Greetings! As the title suggests, I am using OptiX 6.0, GeForce RTX 2060, 436.30 driver.
I’ve been tasked to optimize our OptiX kernels. Nsight says that our GPU utilization is fairly low, so I wanted to approach that from a few angles. Particularly, I’ve noticed that our kernels declare a host of local variables, so I figured that low GPU utilization may partially be due to the shortage of registers. Disclaimer: I wasn’t able to verify that with Nsight, because I couldn’t find our OptiX kernel in the list of all kernels. I remember that with Optix 5.0 it was labeled with “MegaKernelN”, but I am not sure about Optix 6.0.

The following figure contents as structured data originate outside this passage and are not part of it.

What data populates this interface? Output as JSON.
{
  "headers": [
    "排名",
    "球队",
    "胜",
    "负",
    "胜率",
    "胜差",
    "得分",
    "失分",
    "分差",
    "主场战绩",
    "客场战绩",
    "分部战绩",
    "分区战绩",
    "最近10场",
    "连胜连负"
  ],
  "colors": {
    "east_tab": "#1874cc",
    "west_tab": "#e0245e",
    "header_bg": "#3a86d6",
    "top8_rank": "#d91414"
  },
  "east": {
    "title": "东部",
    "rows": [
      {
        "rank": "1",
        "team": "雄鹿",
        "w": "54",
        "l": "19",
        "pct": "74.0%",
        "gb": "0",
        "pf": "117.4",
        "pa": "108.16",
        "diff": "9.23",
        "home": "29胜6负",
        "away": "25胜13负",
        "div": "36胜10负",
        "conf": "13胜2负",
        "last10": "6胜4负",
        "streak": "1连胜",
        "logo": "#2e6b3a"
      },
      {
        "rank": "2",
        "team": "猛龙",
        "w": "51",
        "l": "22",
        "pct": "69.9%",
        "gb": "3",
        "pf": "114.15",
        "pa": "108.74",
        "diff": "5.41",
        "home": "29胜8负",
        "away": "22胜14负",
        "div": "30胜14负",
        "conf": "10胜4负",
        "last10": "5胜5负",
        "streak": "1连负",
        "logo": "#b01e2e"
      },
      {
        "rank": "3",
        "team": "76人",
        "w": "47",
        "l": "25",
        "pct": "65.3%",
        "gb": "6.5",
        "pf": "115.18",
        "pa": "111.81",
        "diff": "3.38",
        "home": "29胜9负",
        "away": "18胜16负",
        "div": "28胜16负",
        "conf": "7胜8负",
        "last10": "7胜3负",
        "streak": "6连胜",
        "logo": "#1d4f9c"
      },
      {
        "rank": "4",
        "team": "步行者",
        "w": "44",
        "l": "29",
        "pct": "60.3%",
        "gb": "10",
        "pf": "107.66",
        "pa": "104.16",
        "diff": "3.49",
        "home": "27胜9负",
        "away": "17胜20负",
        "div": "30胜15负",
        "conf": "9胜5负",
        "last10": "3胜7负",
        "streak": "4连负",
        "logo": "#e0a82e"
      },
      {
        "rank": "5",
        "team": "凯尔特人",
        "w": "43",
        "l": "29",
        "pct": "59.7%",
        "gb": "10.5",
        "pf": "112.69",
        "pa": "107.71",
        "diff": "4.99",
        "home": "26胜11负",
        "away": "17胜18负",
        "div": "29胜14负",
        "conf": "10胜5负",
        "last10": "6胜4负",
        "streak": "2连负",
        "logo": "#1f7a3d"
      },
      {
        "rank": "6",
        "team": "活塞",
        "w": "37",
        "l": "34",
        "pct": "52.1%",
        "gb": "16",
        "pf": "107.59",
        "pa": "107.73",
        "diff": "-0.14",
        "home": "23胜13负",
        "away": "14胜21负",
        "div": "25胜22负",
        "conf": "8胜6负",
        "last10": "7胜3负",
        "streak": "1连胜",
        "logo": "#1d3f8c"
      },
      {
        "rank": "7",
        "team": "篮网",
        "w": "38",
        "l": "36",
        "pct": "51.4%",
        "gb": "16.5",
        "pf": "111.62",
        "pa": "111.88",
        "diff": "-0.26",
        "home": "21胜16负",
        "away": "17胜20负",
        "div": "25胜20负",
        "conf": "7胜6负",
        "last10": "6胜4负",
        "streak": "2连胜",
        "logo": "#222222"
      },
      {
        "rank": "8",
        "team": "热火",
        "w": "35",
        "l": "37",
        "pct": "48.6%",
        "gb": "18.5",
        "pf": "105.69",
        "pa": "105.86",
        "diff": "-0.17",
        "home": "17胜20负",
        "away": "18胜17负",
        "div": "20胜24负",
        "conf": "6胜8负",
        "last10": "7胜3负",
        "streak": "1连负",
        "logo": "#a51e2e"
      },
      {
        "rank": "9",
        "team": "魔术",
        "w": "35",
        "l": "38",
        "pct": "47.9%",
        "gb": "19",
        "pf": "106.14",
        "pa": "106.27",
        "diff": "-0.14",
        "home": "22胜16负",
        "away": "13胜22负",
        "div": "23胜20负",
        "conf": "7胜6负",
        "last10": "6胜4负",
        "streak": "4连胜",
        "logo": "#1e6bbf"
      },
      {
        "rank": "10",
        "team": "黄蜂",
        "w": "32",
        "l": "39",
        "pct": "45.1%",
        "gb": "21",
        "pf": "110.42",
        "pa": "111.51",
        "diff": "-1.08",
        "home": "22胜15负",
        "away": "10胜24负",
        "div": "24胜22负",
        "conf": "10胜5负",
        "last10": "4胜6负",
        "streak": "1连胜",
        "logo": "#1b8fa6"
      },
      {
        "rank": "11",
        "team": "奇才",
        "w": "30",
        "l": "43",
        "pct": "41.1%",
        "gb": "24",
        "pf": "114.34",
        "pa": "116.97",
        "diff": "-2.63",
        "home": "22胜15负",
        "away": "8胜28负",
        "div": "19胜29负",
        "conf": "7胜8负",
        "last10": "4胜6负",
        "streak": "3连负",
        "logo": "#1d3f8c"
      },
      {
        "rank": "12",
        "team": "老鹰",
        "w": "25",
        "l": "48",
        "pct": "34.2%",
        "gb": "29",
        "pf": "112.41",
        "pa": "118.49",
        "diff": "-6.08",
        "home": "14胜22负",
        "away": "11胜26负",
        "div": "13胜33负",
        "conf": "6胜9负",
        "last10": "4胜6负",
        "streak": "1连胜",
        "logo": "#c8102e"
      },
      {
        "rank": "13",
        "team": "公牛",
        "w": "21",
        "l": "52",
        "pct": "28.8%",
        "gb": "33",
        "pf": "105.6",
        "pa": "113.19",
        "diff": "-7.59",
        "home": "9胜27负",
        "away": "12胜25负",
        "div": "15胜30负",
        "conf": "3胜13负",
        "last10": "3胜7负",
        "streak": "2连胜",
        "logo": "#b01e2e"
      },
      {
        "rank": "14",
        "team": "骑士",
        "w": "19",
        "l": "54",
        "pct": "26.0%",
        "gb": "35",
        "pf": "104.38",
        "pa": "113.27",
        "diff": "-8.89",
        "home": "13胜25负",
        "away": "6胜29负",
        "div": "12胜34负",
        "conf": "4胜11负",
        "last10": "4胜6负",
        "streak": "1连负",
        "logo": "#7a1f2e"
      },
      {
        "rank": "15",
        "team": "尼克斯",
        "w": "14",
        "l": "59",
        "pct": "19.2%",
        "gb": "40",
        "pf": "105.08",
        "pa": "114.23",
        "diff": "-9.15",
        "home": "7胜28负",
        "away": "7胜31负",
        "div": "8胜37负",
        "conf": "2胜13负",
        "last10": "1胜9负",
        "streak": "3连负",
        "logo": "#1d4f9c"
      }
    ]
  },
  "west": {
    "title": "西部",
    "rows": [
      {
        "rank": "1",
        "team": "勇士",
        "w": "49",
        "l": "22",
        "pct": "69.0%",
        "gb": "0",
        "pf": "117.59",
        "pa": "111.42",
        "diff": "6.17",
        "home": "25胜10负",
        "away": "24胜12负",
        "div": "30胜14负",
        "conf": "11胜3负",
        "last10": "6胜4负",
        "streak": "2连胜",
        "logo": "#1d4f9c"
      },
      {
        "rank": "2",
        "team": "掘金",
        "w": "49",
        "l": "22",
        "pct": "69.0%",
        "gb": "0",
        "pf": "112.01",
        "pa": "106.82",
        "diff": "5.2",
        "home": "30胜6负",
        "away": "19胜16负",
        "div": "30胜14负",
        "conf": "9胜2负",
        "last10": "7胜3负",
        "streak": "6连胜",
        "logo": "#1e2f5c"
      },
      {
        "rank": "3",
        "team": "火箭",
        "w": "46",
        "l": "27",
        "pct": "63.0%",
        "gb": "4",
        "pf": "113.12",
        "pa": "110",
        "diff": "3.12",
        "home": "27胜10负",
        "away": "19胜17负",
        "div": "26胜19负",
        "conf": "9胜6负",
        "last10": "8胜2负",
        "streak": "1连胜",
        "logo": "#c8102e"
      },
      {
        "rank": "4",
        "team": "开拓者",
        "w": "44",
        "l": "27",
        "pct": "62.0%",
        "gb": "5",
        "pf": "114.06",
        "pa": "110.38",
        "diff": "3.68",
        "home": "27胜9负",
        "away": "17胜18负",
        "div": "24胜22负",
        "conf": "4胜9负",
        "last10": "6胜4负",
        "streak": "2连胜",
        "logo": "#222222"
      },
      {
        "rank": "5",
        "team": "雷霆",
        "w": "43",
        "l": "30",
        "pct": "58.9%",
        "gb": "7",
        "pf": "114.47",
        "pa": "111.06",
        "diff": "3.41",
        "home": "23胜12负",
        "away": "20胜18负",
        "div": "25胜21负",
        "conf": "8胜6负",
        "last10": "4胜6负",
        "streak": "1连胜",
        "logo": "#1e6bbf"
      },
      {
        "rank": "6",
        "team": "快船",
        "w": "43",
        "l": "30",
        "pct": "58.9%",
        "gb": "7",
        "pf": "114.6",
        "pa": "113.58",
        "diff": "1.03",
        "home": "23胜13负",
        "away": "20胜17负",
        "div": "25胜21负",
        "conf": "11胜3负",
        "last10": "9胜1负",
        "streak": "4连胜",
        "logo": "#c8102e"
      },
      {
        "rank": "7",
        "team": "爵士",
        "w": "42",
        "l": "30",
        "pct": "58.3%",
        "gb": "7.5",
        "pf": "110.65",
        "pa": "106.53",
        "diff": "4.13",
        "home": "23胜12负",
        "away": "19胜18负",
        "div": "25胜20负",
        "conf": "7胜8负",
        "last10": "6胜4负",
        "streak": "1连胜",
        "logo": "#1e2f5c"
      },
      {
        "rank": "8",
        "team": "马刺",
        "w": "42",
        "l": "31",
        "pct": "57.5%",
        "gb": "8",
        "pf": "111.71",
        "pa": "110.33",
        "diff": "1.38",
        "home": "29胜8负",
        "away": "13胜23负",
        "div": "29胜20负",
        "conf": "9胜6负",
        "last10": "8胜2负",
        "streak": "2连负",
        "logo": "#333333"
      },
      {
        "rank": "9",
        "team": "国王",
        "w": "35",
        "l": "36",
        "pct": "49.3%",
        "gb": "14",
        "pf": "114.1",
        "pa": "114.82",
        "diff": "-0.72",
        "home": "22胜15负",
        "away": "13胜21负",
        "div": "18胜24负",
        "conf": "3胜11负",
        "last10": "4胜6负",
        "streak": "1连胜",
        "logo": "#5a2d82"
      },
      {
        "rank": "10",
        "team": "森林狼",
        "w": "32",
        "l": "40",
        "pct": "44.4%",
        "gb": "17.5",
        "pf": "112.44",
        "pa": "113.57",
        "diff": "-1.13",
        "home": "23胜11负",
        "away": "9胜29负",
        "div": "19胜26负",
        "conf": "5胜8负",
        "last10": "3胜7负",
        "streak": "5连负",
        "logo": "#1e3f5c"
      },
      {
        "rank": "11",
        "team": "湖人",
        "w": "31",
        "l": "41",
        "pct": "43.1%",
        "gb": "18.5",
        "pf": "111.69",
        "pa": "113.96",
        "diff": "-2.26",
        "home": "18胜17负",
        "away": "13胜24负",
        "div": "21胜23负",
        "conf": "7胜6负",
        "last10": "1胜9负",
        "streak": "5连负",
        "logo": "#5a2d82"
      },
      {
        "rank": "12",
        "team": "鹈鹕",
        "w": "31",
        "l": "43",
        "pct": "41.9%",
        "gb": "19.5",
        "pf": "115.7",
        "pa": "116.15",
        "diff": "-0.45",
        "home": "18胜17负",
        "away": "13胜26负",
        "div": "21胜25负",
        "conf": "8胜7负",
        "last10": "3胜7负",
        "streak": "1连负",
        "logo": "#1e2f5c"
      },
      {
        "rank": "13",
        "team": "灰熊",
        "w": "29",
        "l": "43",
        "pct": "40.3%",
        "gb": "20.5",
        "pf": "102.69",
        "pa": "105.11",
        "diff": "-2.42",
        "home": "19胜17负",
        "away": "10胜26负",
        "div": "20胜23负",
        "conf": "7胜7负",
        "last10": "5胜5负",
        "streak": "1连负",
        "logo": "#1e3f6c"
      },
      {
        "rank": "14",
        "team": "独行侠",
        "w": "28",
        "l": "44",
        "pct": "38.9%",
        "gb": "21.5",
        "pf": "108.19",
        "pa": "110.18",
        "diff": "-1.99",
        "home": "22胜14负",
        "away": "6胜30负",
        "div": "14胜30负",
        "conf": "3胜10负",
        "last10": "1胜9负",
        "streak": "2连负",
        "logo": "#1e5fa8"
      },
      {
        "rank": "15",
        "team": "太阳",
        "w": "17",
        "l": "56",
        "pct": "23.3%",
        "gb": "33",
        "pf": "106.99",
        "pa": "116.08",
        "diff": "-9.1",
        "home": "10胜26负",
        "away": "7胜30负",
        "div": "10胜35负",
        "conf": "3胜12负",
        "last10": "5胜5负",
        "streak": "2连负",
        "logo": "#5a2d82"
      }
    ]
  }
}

p.16 at http://on-demand.gputechconf.com/gtc/2013/presentations/S3475-Ray-Tracking-With-OptiX.pdf states that “when working set of registers is too large, registers are stored to local memory”. Does that mean that when OptiX kernels are compiled, OptiX automatically performs this optimization? Or do you think that moving the aforementioned plethora of local variables to some local memory could alleviate the issue of having a shortage of registers (I assume not, if OptiX automatically moves them to local memory, if I understood that correctly)?
I would greatly appreciate pointers in the right direction. Thank you for your time!